Alice Mason

Personal information
- Full name: Alice Clare Mason
- Born: 15 June 1987 (age 38)
- Occupation: Physician

Sport
- Country: New Zealand
- Sport: Track and Field
- Event: Marathon

= Alice Mason (runner) =

New Zealand athlete

Alice Clare Mason (born 15 June 1987) is a New Zealand long-distance runner. She was the 2021 national champion for New Zealand in the marathon. She runs for the Wellington Harrier Athletic Club.

==Career==
Mason ran a PB of 2:38:35 whilst finishing fifth at the Sydney Marathon in September 2019. With that performance she achieved the Olympic qualifying standard after finishing in the top five in a gold label race. A doctor, Mason had put her career on hiatus to try and qualify for the 2020 Tokyo Olympics.

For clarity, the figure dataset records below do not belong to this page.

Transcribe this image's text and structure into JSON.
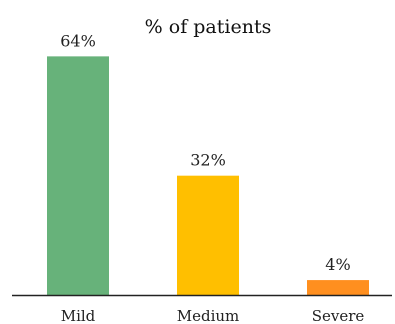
{
  "chart_data": {
    "type": "bar",
    "title": "% of patients",
    "categories": [
      "Mild",
      "Medium",
      "Severe"
    ],
    "values": [
      64,
      32,
      4
    ],
    "value_labels": [
      "64%",
      "32%",
      "4%"
    ],
    "colors": [
      "#67b27a",
      "#ffbf00",
      "#ff8f1f"
    ],
    "ylim": [
      0,
      70
    ],
    "grid": false,
    "axes": {
      "show_x_axis_line": true,
      "show_y_axis": false
    }
  }
}
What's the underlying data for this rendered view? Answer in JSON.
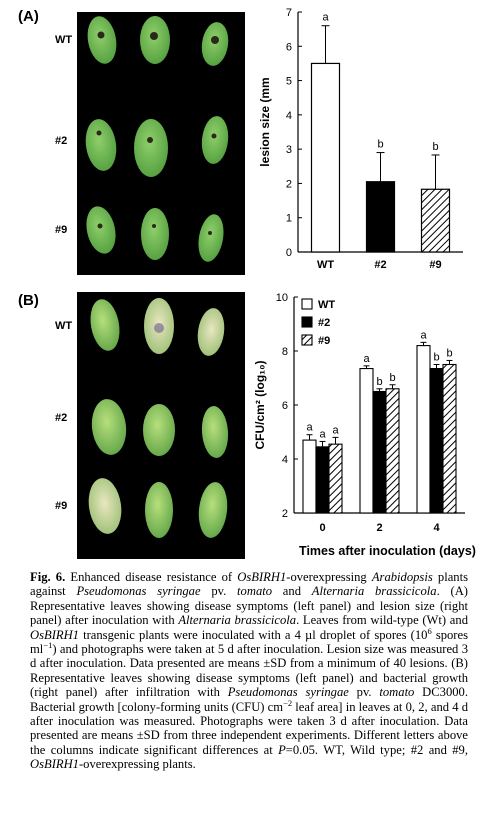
{
  "panel_a": {
    "label": "(A)",
    "rows": [
      "WT",
      "#2",
      "#9"
    ]
  },
  "panel_b": {
    "label": "(B)",
    "rows": [
      "WT",
      "#2",
      "#9"
    ]
  },
  "chart_data": [
    {
      "type": "bar",
      "categories": [
        "WT",
        "#2",
        "#9"
      ],
      "values": [
        5.5,
        2.05,
        1.83
      ],
      "errors": [
        1.1,
        0.85,
        1.0
      ],
      "letters": [
        "a",
        "b",
        "b"
      ],
      "fills": [
        "white",
        "black",
        "hatched"
      ],
      "ylabel": "lesion size (mm",
      "ylim": [
        0,
        7
      ],
      "yticks": [
        "0",
        "1",
        "2",
        "3",
        "4",
        "5",
        "6",
        "7"
      ],
      "grid": false
    },
    {
      "type": "bar",
      "categories": [
        "0",
        "2",
        "4"
      ],
      "series": [
        {
          "name": "WT",
          "fill": "white",
          "values": [
            4.7,
            7.35,
            8.2
          ],
          "errors": [
            0.2,
            0.1,
            0.12
          ],
          "letters": [
            "a",
            "a",
            "a"
          ]
        },
        {
          "name": "#2",
          "fill": "black",
          "values": [
            4.45,
            6.5,
            7.35
          ],
          "errors": [
            0.2,
            0.1,
            0.15
          ],
          "letters": [
            "a",
            "b",
            "b"
          ]
        },
        {
          "name": "#9",
          "fill": "hatched",
          "values": [
            4.55,
            6.6,
            7.5
          ],
          "errors": [
            0.25,
            0.15,
            0.15
          ],
          "letters": [
            "a",
            "b",
            "b"
          ]
        }
      ],
      "ylabel": "CFU/cm² (log₁₀)",
      "xlabel": "Times after inoculation (days)",
      "ylim": [
        2,
        10
      ],
      "yticks": [
        "2",
        "4",
        "6",
        "8",
        "10"
      ],
      "legend": "top-left",
      "grid": false
    }
  ],
  "caption": {
    "fig_label": "Fig. 6.",
    "text": [
      {
        "t": " Enhanced disease resistance of "
      },
      {
        "t": "OsBIRH1",
        "i": true
      },
      {
        "t": "-overexpressing "
      },
      {
        "t": "Arabidopsis",
        "i": true
      },
      {
        "t": " plants against "
      },
      {
        "t": "Pseudomonas syringae",
        "i": true
      },
      {
        "t": " pv. "
      },
      {
        "t": "tomato",
        "i": true
      },
      {
        "t": " and "
      },
      {
        "t": "Alternaria brassicicola",
        "i": true
      },
      {
        "t": ". (A) Representative leaves showing disease symptoms (left panel) and lesion size (right panel) after inoculation with "
      },
      {
        "t": "Alternaria brassicicola",
        "i": true
      },
      {
        "t": ". Leaves from wild-type (Wt) and "
      },
      {
        "t": "OsBIRH1",
        "i": true
      },
      {
        "t": " transgenic plants were inoculated with a 4 µl droplet of spores (10"
      },
      {
        "t": "6",
        "sup": true
      },
      {
        "t": " spores ml"
      },
      {
        "t": "−1",
        "sup": true
      },
      {
        "t": ") and photographs were taken at 5 d after inoculation. Lesion size was measured 3 d after inoculation. Data presented are means ±SD from a minimum of 40 lesions. (B) Representative leaves showing disease symptoms (left panel) and bacterial growth (right panel) after infiltration with "
      },
      {
        "t": "Pseudomonas syringae",
        "i": true
      },
      {
        "t": " pv. "
      },
      {
        "t": "tomato",
        "i": true
      },
      {
        "t": " DC3000. Bacterial growth [colony-forming units (CFU) cm"
      },
      {
        "t": "−2",
        "sup": true
      },
      {
        "t": " leaf area] in leaves at 0, 2, and 4 d after inoculation was measured. Photographs were taken 3 d after inoculation. Data presented are means ±SD from three independent experiments. Different letters above the columns indicate significant differences at "
      },
      {
        "t": "P",
        "i": true
      },
      {
        "t": "=0.05. WT, Wild type; #2 and #9, "
      },
      {
        "t": "OsBIRH1",
        "i": true
      },
      {
        "t": "-overexpressing plants."
      }
    ]
  }
}
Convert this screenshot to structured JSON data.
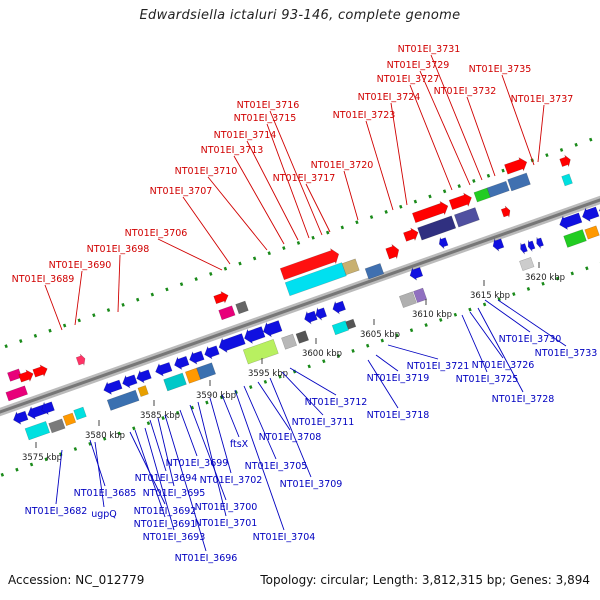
{
  "title": "Edwardsiella ictaluri 93-146, complete genome",
  "footer": {
    "accession": "Accession: NC_012779",
    "stats": "Topology: circular; Length: 3,812,315 bp; Genes: 3,894"
  },
  "colors": {
    "forward_label": "#d00000",
    "reverse_label": "#0000c0",
    "axis": "#888888",
    "tick": "#1a8a1a"
  },
  "scale_labels": [
    "3575 kbp",
    "3580 kbp",
    "3585 kbp",
    "3590 kbp",
    "3595 kbp",
    "3600 kbp",
    "3605 kbp",
    "3610 kbp",
    "3615 kbp",
    "3620 kbp"
  ],
  "upper_labels": [
    "NT01EI_3689",
    "NT01EI_3690",
    "NT01EI_3698",
    "NT01EI_3706",
    "NT01EI_3707",
    "NT01EI_3710",
    "NT01EI_3713",
    "NT01EI_3714",
    "NT01EI_3715",
    "NT01EI_3716",
    "NT01EI_3717",
    "NT01EI_3720",
    "NT01EI_3723",
    "NT01EI_3724",
    "NT01EI_3727",
    "NT01EI_3729",
    "NT01EI_3731",
    "NT01EI_3732",
    "NT01EI_3735",
    "NT01EI_3737"
  ],
  "lower_labels": [
    "NT01EI_3682",
    "NT01EI_3685",
    "ugpQ",
    "NT01EI_3691",
    "NT01EI_3692",
    "NT01EI_3693",
    "NT01EI_3694",
    "NT01EI_3695",
    "NT01EI_3696",
    "NT01EI_3699",
    "NT01EI_3700",
    "NT01EI_3701",
    "NT01EI_3702",
    "ftsX",
    "NT01EI_3704",
    "NT01EI_3705",
    "NT01EI_3708",
    "NT01EI_3709",
    "NT01EI_3711",
    "NT01EI_3712",
    "NT01EI_3718",
    "NT01EI_3719",
    "NT01EI_3721",
    "NT01EI_3725",
    "NT01EI_3726",
    "NT01EI_3728",
    "NT01EI_3730",
    "NT01EI_3733"
  ]
}
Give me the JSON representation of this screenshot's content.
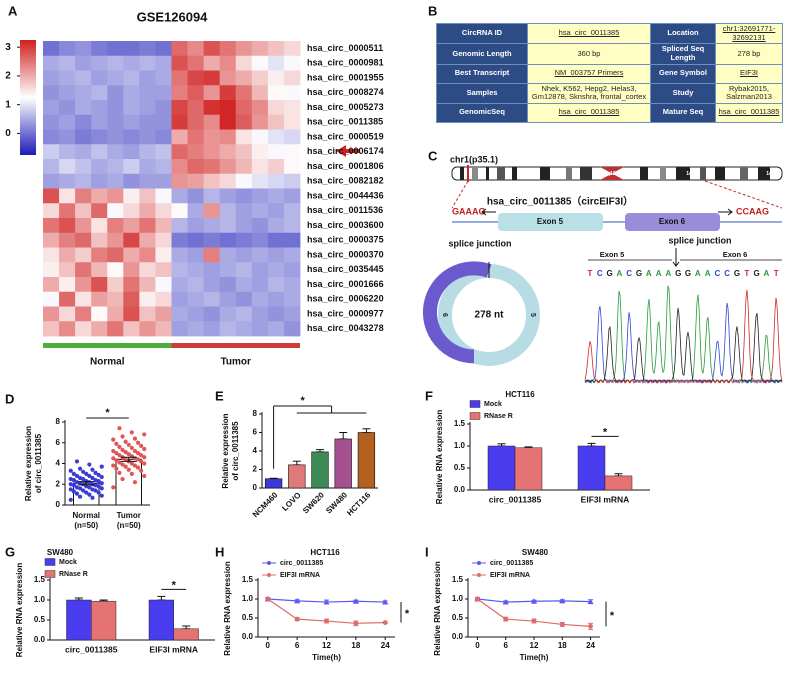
{
  "chart_data": [
    {
      "type": "heatmap",
      "label": "A",
      "title": "GSE126094",
      "row_labels": [
        "hsa_circ_0000511",
        "hsa_circ_0000981",
        "hsa_circ_0001955",
        "hsa_circ_0008274",
        "hsa_circ_0005273",
        "hsa_circ_0011385",
        "hsa_circ_0000519",
        "hsa_circ_0006174",
        "hsa_circ_0001806",
        "hsa_circ_0082182",
        "hsa_circ_0044436",
        "hsa_circ_0011536",
        "hsa_circ_0003600",
        "hsa_circ_0000375",
        "hsa_circ_0000370",
        "hsa_circ_0035445",
        "hsa_circ_0001666",
        "hsa_circ_0006220",
        "hsa_circ_0000977",
        "hsa_circ_0043278"
      ],
      "groups": [
        {
          "name": "Normal",
          "color": "#4caf3a",
          "size": 8
        },
        {
          "name": "Tumor",
          "color": "#d03a3a",
          "size": 8
        }
      ],
      "values": [
        [
          0,
          0.2,
          0.3,
          0.1,
          0,
          0,
          0.1,
          0,
          2.6,
          2.3,
          2.8,
          2.5,
          2.2,
          2.0,
          1.8,
          1.6
        ],
        [
          0.5,
          0.6,
          0.4,
          0.5,
          0.6,
          0.5,
          0.6,
          0.5,
          2.8,
          2.5,
          2.0,
          2.3,
          1.6,
          1.3,
          1.0,
          1.2
        ],
        [
          0.4,
          0.5,
          0.6,
          0.4,
          0.5,
          0.6,
          0.4,
          0.5,
          2.5,
          2.9,
          3.0,
          2.2,
          2.0,
          1.7,
          1.4,
          1.6
        ],
        [
          0.3,
          0.4,
          0.5,
          0.6,
          0.3,
          0.5,
          0.4,
          0.4,
          2.4,
          2.7,
          2.2,
          3.0,
          2.5,
          1.9,
          1.3,
          1.2
        ],
        [
          0.4,
          0.3,
          0.5,
          0.4,
          0.3,
          0.5,
          0.4,
          0.3,
          2.9,
          2.6,
          3.1,
          3.2,
          2.6,
          2.3,
          1.6,
          1.5
        ],
        [
          0.3,
          0.4,
          0.2,
          0.4,
          0.3,
          0.4,
          0.3,
          0.3,
          3.0,
          2.6,
          2.3,
          3.2,
          2.7,
          2.2,
          1.8,
          1.5
        ],
        [
          0.2,
          0.3,
          0.1,
          0.2,
          0.3,
          0.2,
          0.3,
          0.2,
          2.0,
          2.5,
          2.2,
          2.3,
          1.5,
          1.2,
          1.0,
          0.9
        ],
        [
          0.8,
          0.6,
          0.5,
          0.7,
          0.5,
          0.4,
          0.6,
          0.7,
          2.6,
          2.4,
          2.2,
          2.0,
          1.8,
          1.4,
          1.2,
          1.3
        ],
        [
          0.6,
          0.9,
          0.7,
          0.5,
          0.6,
          0.8,
          0.5,
          0.6,
          2.3,
          2.6,
          2.5,
          2.2,
          1.9,
          1.5,
          1.7,
          1.3
        ],
        [
          0.4,
          0.5,
          0.6,
          0.4,
          0.5,
          0.3,
          0.4,
          0.4,
          2.2,
          2.1,
          1.8,
          1.6,
          1.2,
          1.0,
          0.9,
          0.8
        ],
        [
          2.8,
          1.5,
          2.4,
          2.0,
          2.2,
          1.4,
          1.8,
          1.2,
          0.5,
          0.3,
          0.6,
          0.4,
          0.3,
          0.4,
          0.5,
          0.4
        ],
        [
          1.6,
          2.5,
          1.8,
          2.6,
          1.2,
          1.6,
          2.0,
          1.6,
          1.3,
          0.5,
          2.2,
          0.6,
          0.4,
          0.5,
          0.4,
          0.6
        ],
        [
          2.5,
          2.8,
          2.2,
          1.5,
          2.4,
          2.1,
          2.5,
          1.9,
          0.6,
          0.4,
          0.5,
          0.6,
          0.4,
          0.3,
          0.5,
          0.6
        ],
        [
          2.0,
          2.4,
          2.6,
          1.8,
          2.2,
          2.9,
          2.0,
          1.6,
          0.1,
          0.0,
          0.1,
          0.0,
          0.1,
          0.2,
          0.0,
          0.0
        ],
        [
          1.5,
          2.0,
          1.7,
          2.4,
          2.6,
          2.0,
          2.3,
          1.4,
          0.5,
          0.4,
          2.4,
          0.5,
          0.4,
          0.5,
          0.4,
          0.5
        ],
        [
          1.4,
          1.8,
          2.5,
          1.9,
          1.3,
          2.2,
          1.6,
          1.8,
          0.6,
          0.5,
          0.4,
          0.5,
          0.6,
          0.4,
          0.5,
          0.4
        ],
        [
          2.0,
          1.4,
          2.2,
          2.8,
          1.7,
          2.5,
          1.9,
          1.2,
          0.5,
          0.6,
          0.4,
          0.3,
          0.5,
          0.4,
          0.6,
          0.5
        ],
        [
          1.2,
          2.6,
          1.5,
          2.1,
          1.9,
          2.7,
          1.4,
          1.6,
          0.4,
          0.5,
          0.6,
          0.4,
          0.3,
          0.5,
          0.4,
          0.5
        ],
        [
          2.2,
          1.6,
          2.4,
          1.3,
          2.0,
          2.8,
          1.8,
          2.1,
          0.5,
          0.4,
          0.3,
          0.5,
          0.6,
          0.4,
          0.3,
          0.4
        ],
        [
          1.8,
          2.3,
          1.6,
          2.0,
          2.5,
          1.8,
          2.2,
          1.9,
          0.4,
          0.5,
          0.4,
          0.6,
          0.5,
          0.4,
          0.5,
          0.3
        ]
      ],
      "clim": [
        -0.75,
        3.25
      ],
      "colorbar_ticks": [
        0,
        1,
        2,
        3
      ],
      "colors": {
        "low": "#1c1cb8",
        "mid": "#ffffff",
        "high": "#d02020"
      }
    },
    {
      "type": "dotbar",
      "label": "D",
      "ylabel": [
        "Relative expression",
        "of circ_0011385"
      ],
      "categories": [
        "Normal",
        "Tumor"
      ],
      "n_labels": [
        "(n=50)",
        "(n=50)"
      ],
      "values": [
        2.1,
        4.4
      ],
      "errors": [
        0.15,
        0.2
      ],
      "points": [
        [
          0.5,
          0.7,
          0.8,
          0.9,
          1.0,
          1.1,
          1.2,
          1.2,
          1.3,
          1.4,
          1.4,
          1.5,
          1.5,
          1.6,
          1.6,
          1.7,
          1.7,
          1.8,
          1.8,
          1.9,
          1.9,
          2.0,
          2.0,
          2.0,
          2.1,
          2.1,
          2.2,
          2.2,
          2.3,
          2.3,
          2.4,
          2.4,
          2.5,
          2.5,
          2.6,
          2.6,
          2.7,
          2.8,
          2.8,
          2.9,
          3.0,
          3.0,
          3.1,
          3.2,
          3.3,
          3.4,
          3.5,
          3.7,
          3.9,
          4.2
        ],
        [
          1.7,
          2.2,
          2.5,
          2.8,
          3.0,
          3.1,
          3.3,
          3.4,
          3.5,
          3.6,
          3.7,
          3.8,
          3.8,
          3.9,
          4.0,
          4.0,
          4.1,
          4.2,
          4.2,
          4.3,
          4.4,
          4.4,
          4.5,
          4.5,
          4.6,
          4.6,
          4.7,
          4.8,
          4.8,
          4.9,
          5.0,
          5.0,
          5.1,
          5.2,
          5.2,
          5.3,
          5.4,
          5.5,
          5.6,
          5.7,
          5.8,
          5.9,
          6.0,
          6.1,
          6.3,
          6.4,
          6.6,
          6.8,
          7.0,
          7.4
        ]
      ],
      "colors": [
        "#3b3bd6",
        "#e05555"
      ],
      "ylim": [
        0,
        8
      ],
      "yticks": [
        0,
        2,
        4,
        6,
        8
      ],
      "significance": "*"
    },
    {
      "type": "bar",
      "label": "E",
      "ylabel": [
        "Relative expression",
        "of circ_0011385"
      ],
      "categories": [
        "NCM460",
        "LOVO",
        "SW620",
        "SW480",
        "HCT116"
      ],
      "values": [
        1.0,
        2.5,
        3.9,
        5.3,
        6.0
      ],
      "errors": [
        0.05,
        0.4,
        0.25,
        0.7,
        0.4
      ],
      "colors": [
        "#3a3ad8",
        "#e07a7a",
        "#3c8a56",
        "#a55090",
        "#b4601e"
      ],
      "ylim": [
        0,
        8
      ],
      "yticks": [
        0,
        2,
        4,
        6,
        8
      ],
      "significance": "*"
    },
    {
      "type": "grouped_bar",
      "label": "F",
      "title": "HCT116",
      "ylabel": "Relative RNA expression",
      "categories": [
        "circ_0011385",
        "EIF3I mRNA"
      ],
      "series": [
        {
          "name": "Mock",
          "color": "#4a3df0",
          "values": [
            1.0,
            1.0
          ],
          "errors": [
            0.05,
            0.06
          ]
        },
        {
          "name": "RNase R",
          "color": "#e57373",
          "values": [
            0.96,
            0.32
          ],
          "errors": [
            0.02,
            0.05
          ]
        }
      ],
      "ylim": [
        0,
        1.5
      ],
      "yticks": [
        {
          "value": 0,
          "label": "0.0"
        },
        0.5,
        {
          "value": 1,
          "label": "1.0"
        },
        1.5
      ],
      "significance": "*"
    },
    {
      "type": "grouped_bar",
      "label": "G",
      "title": "SW480",
      "ylabel": "Relative RNA expression",
      "categories": [
        "circ_0011385",
        "EIF3I mRNA"
      ],
      "series": [
        {
          "name": "Mock",
          "color": "#4a3df0",
          "values": [
            1.0,
            1.0
          ],
          "errors": [
            0.05,
            0.09
          ]
        },
        {
          "name": "RNase R",
          "color": "#e57373",
          "values": [
            0.97,
            0.28
          ],
          "errors": [
            0.03,
            0.07
          ]
        }
      ],
      "ylim": [
        0,
        1.5
      ],
      "yticks": [
        {
          "value": 0,
          "label": "0.0"
        },
        0.5,
        {
          "value": 1,
          "label": "1.0"
        },
        1.5
      ],
      "significance": "*"
    },
    {
      "type": "line",
      "label": "H",
      "title": "HCT116",
      "ylabel": "Relative RNA expression",
      "xlabel": "Time(h)",
      "x": [
        0,
        6,
        12,
        18,
        24
      ],
      "series": [
        {
          "name": "circ_0011385",
          "color": "#5a5af0",
          "marker": "triangle",
          "values": [
            1.0,
            0.95,
            0.92,
            0.94,
            0.92
          ],
          "errors": [
            0.03,
            0.03,
            0.05,
            0.03,
            0.03
          ]
        },
        {
          "name": "EIF3I mRNA",
          "color": "#e06a6a",
          "marker": "circle",
          "values": [
            1.0,
            0.47,
            0.42,
            0.36,
            0.38
          ],
          "errors": [
            0.04,
            0.04,
            0.05,
            0.06,
            0.02
          ]
        }
      ],
      "xlim": [
        -2,
        26
      ],
      "xticks": [
        0,
        6,
        12,
        18,
        24
      ],
      "ylim": [
        0,
        1.5
      ],
      "yticks": [
        {
          "value": 0,
          "label": "0.0"
        },
        0.5,
        {
          "value": 1,
          "label": "1.0"
        },
        1.5
      ],
      "significance": "*"
    },
    {
      "type": "line",
      "label": "I",
      "title": "SW480",
      "ylabel": "Relative RNA expression",
      "xlabel": "Time(h)",
      "x": [
        0,
        6,
        12,
        18,
        24
      ],
      "series": [
        {
          "name": "circ_0011385",
          "color": "#5a5af0",
          "marker": "triangle",
          "values": [
            1.0,
            0.92,
            0.94,
            0.95,
            0.93
          ],
          "errors": [
            0.02,
            0.03,
            0.03,
            0.03,
            0.05
          ]
        },
        {
          "name": "EIF3I mRNA",
          "color": "#e06a6a",
          "marker": "circle",
          "values": [
            1.0,
            0.47,
            0.42,
            0.33,
            0.28
          ],
          "errors": [
            0.04,
            0.05,
            0.05,
            0.05,
            0.08
          ]
        }
      ],
      "xlim": [
        -2,
        26
      ],
      "xticks": [
        0,
        6,
        12,
        18,
        24
      ],
      "ylim": [
        0,
        1.5
      ],
      "yticks": [
        {
          "value": 0,
          "label": "0.0"
        },
        0.5,
        {
          "value": 1,
          "label": "1.0"
        },
        1.5
      ],
      "significance": "*"
    }
  ],
  "table": {
    "label": "B",
    "rows": [
      [
        "CircRNA ID",
        "hsa_circ_0011385",
        "Location",
        "chr1:32691771-32692131"
      ],
      [
        "Genomic Length",
        "360 bp",
        "Spliced Seq Length",
        "278 bp"
      ],
      [
        "Best Transcript",
        "NM_003757  Primers",
        "Gene Symbol",
        "EIF3I"
      ],
      [
        "Samples",
        "Nhek, K562, Hepg2, Helas3, Gm12878, Sknshra, frontal_cortex",
        "Study",
        "Rybak2015, Salzman2013"
      ],
      [
        "GenomicSeq",
        "hsa_circ_0011385",
        "Mature Seq",
        "hsa_circ_0011385"
      ]
    ]
  },
  "diagram": {
    "label": "C",
    "chromosome": "chr1(p35.1)",
    "bands": [
      "1p31.1",
      "1q12",
      "1q41",
      "1q44"
    ],
    "left_seq": "GAAAG",
    "right_seq": "CCAAG",
    "circ_name": "hsa_circ_0011385（circEIF3I）",
    "exons": [
      "Exon 5",
      "Exon 6"
    ],
    "junction": "splice junction",
    "length": "278 nt",
    "donut_labels": [
      "6",
      "5"
    ],
    "sequence": [
      "T",
      "C",
      "G",
      "A",
      "C",
      "G",
      "A",
      "A",
      "A",
      "G",
      "G",
      "A",
      "A",
      "C",
      "C",
      "G",
      "T",
      "G",
      "A",
      "T"
    ]
  }
}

After the COVID-19 pandemic started however, she took a part time job again at an urgent-care centre in Tauranga.

In June 2020, Mason changed coaches to join the roster of Craig Kirkwood; a former runner himself, he also had Olympic 1500 metre qualifier Sam Tanner and triathlete Hayden Wilde in his training group.

Mason, a three-time defending New Zealand champion, won the ASB Auckland Marathon women's title in November 2020.